Friday, June 25, 2010

Banana Sherbet

I couldn't resist posting two ice cream recipes in one week. I've had so much fun making these, and it's the perfect summer dessert. No need for an oven; cold and refreshing.

This one is SO easy and quick to pull together - but it requires time to let the simple syrup cool off, and then time to let the sherbet freeze hard in the freezer. So plan ahead! This recipe makes "only" 2 1/2 cups - if you have a cuisinart ice cream freezer you could easily double this recipe and still freeze it all in one batch.

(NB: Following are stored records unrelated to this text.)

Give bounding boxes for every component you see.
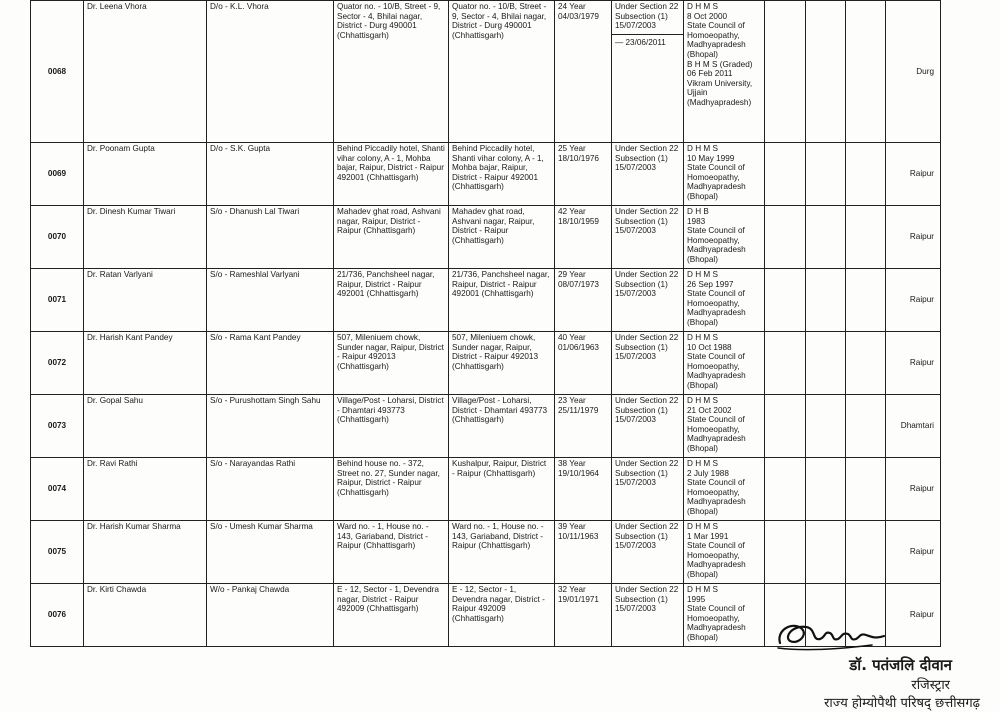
register-sheet: [30, 0, 941, 647]
doctor-name-cell: [84, 458, 207, 521]
empty-cell: [846, 269, 886, 332]
empty-cell: [765, 332, 806, 395]
serial-number-text: 0069: [47, 169, 67, 179]
permanent-address-cell: [334, 395, 449, 458]
doctor-name-cell: [84, 1, 207, 143]
serial-number-text: 0075: [47, 547, 67, 557]
district-cell: [886, 143, 941, 206]
empty-cell: [846, 1, 886, 143]
permanent-address-cell: [334, 206, 449, 269]
permanent-address-text: Quator no. - 10/B, Street - 9, Sector - 4, Bhilai nagar, District - Durg 490001 (Chhattisgarh): [337, 2, 441, 40]
present-address-cell: [449, 143, 555, 206]
age-dob-cell: [555, 206, 612, 269]
empty-cell: [846, 206, 886, 269]
age-dob-text: 25 Year 18/10/1976: [558, 144, 599, 163]
doctor-name-cell: [84, 269, 207, 332]
table-row: [31, 269, 941, 332]
district-cell: [886, 1, 941, 143]
permanent-address-text: Behind Piccadily hotel, Shanti vihar colony, A - 1, Mohba bajar, Raipur, District - Raipur 492001 (Chhattisgarh): [337, 144, 445, 182]
district-cell: [886, 521, 941, 584]
relation-cell: [207, 1, 334, 143]
doctor-name-text: Dr. Kirti Chawda: [87, 585, 147, 594]
age-dob-cell: [555, 584, 612, 647]
district-text: Raipur: [909, 484, 934, 494]
empty-cell: [765, 458, 806, 521]
table-row: [31, 458, 941, 521]
serial-number-text: 0072: [47, 358, 67, 368]
registration-section-text: Under Section 22 Subsection (1) 15/07/2003: [615, 270, 679, 299]
empty-cell: [806, 269, 846, 332]
empty-cell: [765, 395, 806, 458]
district-text: Raipur: [909, 358, 934, 368]
age-dob-text: 40 Year 01/06/1963: [558, 333, 599, 352]
table-row: [31, 143, 941, 206]
district-cell: [886, 395, 941, 458]
relation-cell: [207, 332, 334, 395]
relation-cell: [207, 458, 334, 521]
empty-cell: [846, 332, 886, 395]
qualification-text: D H M S 26 Sep 1997 State Council of Homoeopathy, Madhyapradesh (Bhopal): [687, 270, 746, 327]
registration-section-text: Under Section 22 Subsection (1) 15/07/2003: [615, 396, 679, 425]
present-address-text: Quator no. - 10/B, Street - 9, Sector - 4, Bhilai nagar, District - Durg 490001 (Chhattisgarh): [452, 2, 547, 40]
qualification-cell: [684, 269, 765, 332]
empty-cell: [765, 1, 806, 143]
doctor-name-cell: [84, 143, 207, 206]
doctor-name-text: Dr. Harish Kumar Sharma: [87, 522, 181, 531]
table-row: [31, 1, 941, 143]
relation-text: D/o - S.K. Gupta: [210, 144, 271, 153]
present-address-cell: [449, 458, 555, 521]
table-row: [31, 395, 941, 458]
registration-section-text: Under Section 22 Subsection (1) 15/07/2003: [615, 2, 679, 31]
registration-section-cell: [612, 521, 684, 584]
registration-section-text: Under Section 22 Subsection (1) 15/07/2003: [615, 522, 679, 551]
present-address-text: 21/736, Panchsheel nagar, Raipur, District - Raipur 492001 (Chhattisgarh): [452, 270, 550, 299]
district-text: Dhamtari: [900, 421, 934, 431]
permanent-address-cell: [334, 458, 449, 521]
qualification-text: D H M S 1 Mar 1991 State Council of Homoeopathy, Madhyapradesh (Bhopal): [687, 522, 746, 579]
doctor-name-cell: [84, 332, 207, 395]
permanent-address-text: Behind house no. - 372, Street no. 27, Sunder nagar, Raipur, District - Raipur (Chhattisgarh): [337, 459, 440, 497]
empty-cell: [846, 458, 886, 521]
present-address-cell: [449, 521, 555, 584]
doctor-name-text: Dr. Leena Vhora: [87, 2, 147, 11]
present-address-text: E - 12, Sector - 1, Devendra nagar, District - Raipur 492009 (Chhattisgarh): [452, 585, 545, 623]
qualification-cell: [684, 1, 765, 143]
age-dob-cell: [555, 269, 612, 332]
permanent-address-cell: [334, 143, 449, 206]
permanent-address-text: Ward no. - 1, House no. - 143, Gariaband, District - Raipur (Chhattisgarh): [337, 522, 429, 551]
district-cell: [886, 458, 941, 521]
age-dob-cell: [555, 143, 612, 206]
district-text: Raipur: [909, 169, 934, 179]
relation-text: D/o - K.L. Vhora: [210, 2, 269, 11]
relation-text: S/o - Purushottam Singh Sahu: [210, 396, 321, 405]
present-address-cell: [449, 584, 555, 647]
doctor-name-text: Dr. Gopal Sahu: [87, 396, 143, 405]
relation-cell: [207, 395, 334, 458]
serial-number-text: 0071: [47, 295, 67, 305]
registration-section-cell: [612, 458, 684, 521]
qualification-cell: [684, 458, 765, 521]
age-dob-cell: [555, 458, 612, 521]
district-text: Raipur: [909, 547, 934, 557]
age-dob-text: 32 Year 19/01/1971: [558, 585, 599, 604]
relation-cell: [207, 521, 334, 584]
doctor-name-cell: [84, 395, 207, 458]
empty-cell: [846, 521, 886, 584]
present-address-text: Village/Post - Loharsi, District - Dhamtari 493773 (Chhattisgarh): [452, 396, 548, 425]
present-address-cell: [449, 1, 555, 143]
empty-cell: [765, 206, 806, 269]
relation-cell: [207, 143, 334, 206]
registration-section-cell: [612, 395, 684, 458]
registration-section-cell: [612, 332, 684, 395]
table-row: [31, 206, 941, 269]
registration-section-text: Under Section 22 Subsection (1) 15/07/2003: [615, 144, 679, 173]
qualification-text: D H M S 1995 State Council of Homoeopathy, Madhyapradesh (Bhopal): [687, 585, 746, 642]
registration-section-cell: [612, 143, 684, 206]
registrar-name: डॉ. पतंजलि दीवान: [849, 656, 952, 674]
registration-section-cell: [612, 269, 684, 332]
empty-cell: [806, 143, 846, 206]
serial-number-text: 0070: [47, 232, 67, 242]
district-text: Raipur: [909, 610, 934, 620]
registration-expiry-text: — 23/06/2011: [612, 34, 683, 48]
empty-cell: [806, 458, 846, 521]
serial-number-text: 0076: [47, 610, 67, 620]
registration-section-text: Under Section 22 Subsection (1) 15/07/2003: [615, 459, 679, 488]
qualification-cell: [684, 332, 765, 395]
relation-text: W/o - Pankaj Chawda: [210, 585, 290, 594]
qualification-cell: [684, 584, 765, 647]
relation-cell: [207, 269, 334, 332]
signature-mark: [772, 615, 892, 655]
empty-cell: [765, 269, 806, 332]
relation-text: S/o - Dhanush Lal Tiwari: [210, 207, 300, 216]
registrar-designation: रजिस्ट्रार: [911, 678, 950, 693]
registration-section-cell: [612, 584, 684, 647]
doctor-name-text: Dr. Harish Kant Pandey: [87, 333, 173, 342]
doctor-name-text: Dr. Ratan Varlyani: [87, 270, 153, 279]
empty-cell: [806, 395, 846, 458]
doctor-name-cell: [84, 521, 207, 584]
empty-cell: [846, 143, 886, 206]
serial-number-text: 0073: [47, 421, 67, 431]
district-cell: [886, 269, 941, 332]
empty-cell: [806, 1, 846, 143]
registration-section-text: Under Section 22 Subsection (1) 15/07/2003: [615, 333, 679, 362]
permanent-address-cell: [334, 332, 449, 395]
registration-section-cell: [612, 1, 684, 143]
serial-number-cell: [31, 269, 84, 332]
district-text: Raipur: [909, 232, 934, 242]
serial-number-cell: [31, 458, 84, 521]
district-cell: [886, 206, 941, 269]
qualification-cell: [684, 395, 765, 458]
table-row: [31, 332, 941, 395]
registration-section-text: Under Section 22 Subsection (1) 15/07/2003: [615, 207, 679, 236]
serial-number-text: 0074: [47, 484, 67, 494]
present-address-cell: [449, 206, 555, 269]
relation-text: S/o - Narayandas Rathi: [210, 459, 296, 468]
registration-section-text: Under Section 22 Subsection (1) 15/07/2003: [615, 585, 679, 614]
age-dob-text: 39 Year 10/11/1963: [558, 522, 599, 541]
present-address-text: Ward no. - 1, House no. - 143, Gariaband, District - Raipur (Chhattisgarh): [452, 522, 544, 551]
serial-number-cell: [31, 584, 84, 647]
permanent-address-cell: [334, 269, 449, 332]
empty-cell: [765, 143, 806, 206]
relation-cell: [207, 206, 334, 269]
present-address-cell: [449, 269, 555, 332]
district-text: Raipur: [909, 295, 934, 305]
present-address-cell: [449, 395, 555, 458]
empty-cell: [806, 332, 846, 395]
qualification-cell: [684, 206, 765, 269]
relation-text: S/o - Rameshlal Varlyani: [210, 270, 300, 279]
present-address-text: Mahadev ghat road, Ashvani nagar, Raipur, District - Raipur (Chhattisgarh): [452, 207, 535, 245]
present-address-text: Behind Piccadily hotel, Shanti vihar colony, A - 1, Mohba bajar, Raipur, District - Raipur 492001 (Chhattisgarh): [452, 144, 544, 192]
doctor-name-cell: [84, 584, 207, 647]
permanent-address-cell: [334, 521, 449, 584]
register-table: [30, 0, 941, 647]
qualification-cell: [684, 521, 765, 584]
qualification-text: D H B 1983 State Council of Homoeopathy, Madhyapradesh (Bhopal): [687, 207, 746, 264]
age-dob-text: 24 Year 04/03/1979: [558, 2, 599, 21]
registration-section-cell: [612, 206, 684, 269]
age-dob-cell: [555, 521, 612, 584]
age-dob-cell: [555, 1, 612, 143]
permanent-address-text: 507, Mileniuem chowk, Sunder nagar, Raipur, District - Raipur 492013 (Chhattisgarh): [337, 333, 444, 371]
registrar-organisation: राज्य होम्योपैथी परिषद् छत्तीसगढ़: [824, 696, 980, 711]
serial-number-cell: [31, 395, 84, 458]
age-dob-cell: [555, 395, 612, 458]
district-cell: [886, 332, 941, 395]
serial-number-cell: [31, 332, 84, 395]
table-row: [31, 521, 941, 584]
qualification-text: D H M S 2 July 1988 State Council of Homoeopathy, Madhyapradesh (Bhopal): [687, 459, 746, 516]
qualification-text: D H M S 8 Oct 2000 State Council of Homoeopathy, Madhyapradesh (Bhopal) B H M S (Graded) 06 Feb 2011 Vikram University, Ujjain (Madhyapradesh): [687, 2, 753, 107]
present-address-text: 507, Mileniuem chowk, Sunder nagar, Raipur, District - Raipur 492013 (Chhattisgarh): [452, 333, 539, 371]
qualification-text: D H M S 21 Oct 2002 State Council of Homoeopathy, Madhyapradesh (Bhopal): [687, 396, 746, 453]
empty-cell: [806, 521, 846, 584]
age-dob-text: 38 Year 19/10/1964: [558, 459, 599, 478]
serial-number-cell: [31, 521, 84, 584]
age-dob-cell: [555, 332, 612, 395]
doctor-name-text: Dr. Dinesh Kumar Tiwari: [87, 207, 176, 216]
permanent-address-text: E - 12, Sector - 1, Devendra nagar, District - Raipur 492009 (Chhattisgarh): [337, 585, 439, 614]
qualification-text: D H M S 10 May 1999 State Council of Homoeopathy, Madhyapradesh (Bhopal): [687, 144, 746, 201]
permanent-address-text: Village/Post - Loharsi, District - Dhamtari 493773 (Chhattisgarh): [337, 396, 444, 425]
permanent-address-text: 21/736, Panchsheel nagar, Raipur, District - Raipur 492001 (Chhattisgarh): [337, 270, 435, 299]
permanent-address-text: Mahadev ghat road, Ashvani nagar, Raipur, District - Raipur (Chhattisgarh): [337, 207, 441, 236]
relation-text: S/o - Umesh Kumar Sharma: [210, 522, 313, 531]
empty-cell: [846, 395, 886, 458]
relation-text: S/o - Rama Kant Pandey: [210, 333, 301, 342]
doctor-name-text: Dr. Poonam Gupta: [87, 144, 155, 153]
registrar-stamp: [760, 615, 980, 712]
serial-number-cell: [31, 206, 84, 269]
relation-cell: [207, 584, 334, 647]
age-dob-text: 23 Year 25/11/1979: [558, 396, 599, 415]
serial-number-cell: [31, 1, 84, 143]
doctor-name-text: Dr. Ravi Rathi: [87, 459, 138, 468]
district-text: Durg: [916, 66, 934, 76]
permanent-address-cell: [334, 584, 449, 647]
serial-number-text: 0068: [47, 66, 67, 76]
empty-cell: [765, 521, 806, 584]
doctor-name-cell: [84, 206, 207, 269]
age-dob-text: 42 Year 18/10/1959: [558, 207, 599, 226]
empty-cell: [806, 206, 846, 269]
present-address-cell: [449, 332, 555, 395]
age-dob-text: 29 Year 08/07/1973: [558, 270, 599, 289]
qualification-text: D H M S 10 Oct 1988 State Council of Homoeopathy, Madhyapradesh (Bhopal): [687, 333, 746, 390]
qualification-cell: [684, 143, 765, 206]
serial-number-cell: [31, 143, 84, 206]
present-address-text: Kushalpur, Raipur, District - Raipur (Chhattisgarh): [452, 459, 547, 478]
permanent-address-cell: [334, 1, 449, 143]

Start by bringing the water and sugar to a boil,

then stir and cook until the sugar is fully dissolved. Set aside to cool completely.(If you want to accelerate the process, you can put the syrup in the fridge or even the freezer for a while.)

Once the syrup is cool, in a blender combine the evaporated milk, orange juice, lemon juice, and bananas

then add the simple syrup.

Puree until smooth. Add the mixture to your ice cream freezer,

and freeze according to its directions. Mine took about 25 minutes. It won't be completely frozen,

so transfer it to a freezer-safe container and freeze for about 4 hours before serving.

Find more great recipes at Foodie Friday, Food on Fridays, Friday Food and the Krazy Kitchen.

Banana Sherbet

1 cup water
2/3 cup sugar
1/3 cup evaporated milk
1/3 cup orange juice
2 Tbsp. lemon juice
2 medium bananas, cut into chunks.

In a small saucepan, bring water and sugar to a boil. Cook and stir until sugar is dissolved; set aside to cool completely.

Place the evaporated milk, orange juice, lemon juice and banana in a blender. Add the sugar syrup; cover and process until smooth. Pour into the ice cream freezer and freeze; transfer to a freezer-safe container and freeze for 4 hours or until firm. Makes 2 1/2 cups


  1. We love bananas at our house. This sounds delicious!!

  2. how delicious is that love it will have to try it for sure

  3. I so want an icecream maker. This sounds heavenly.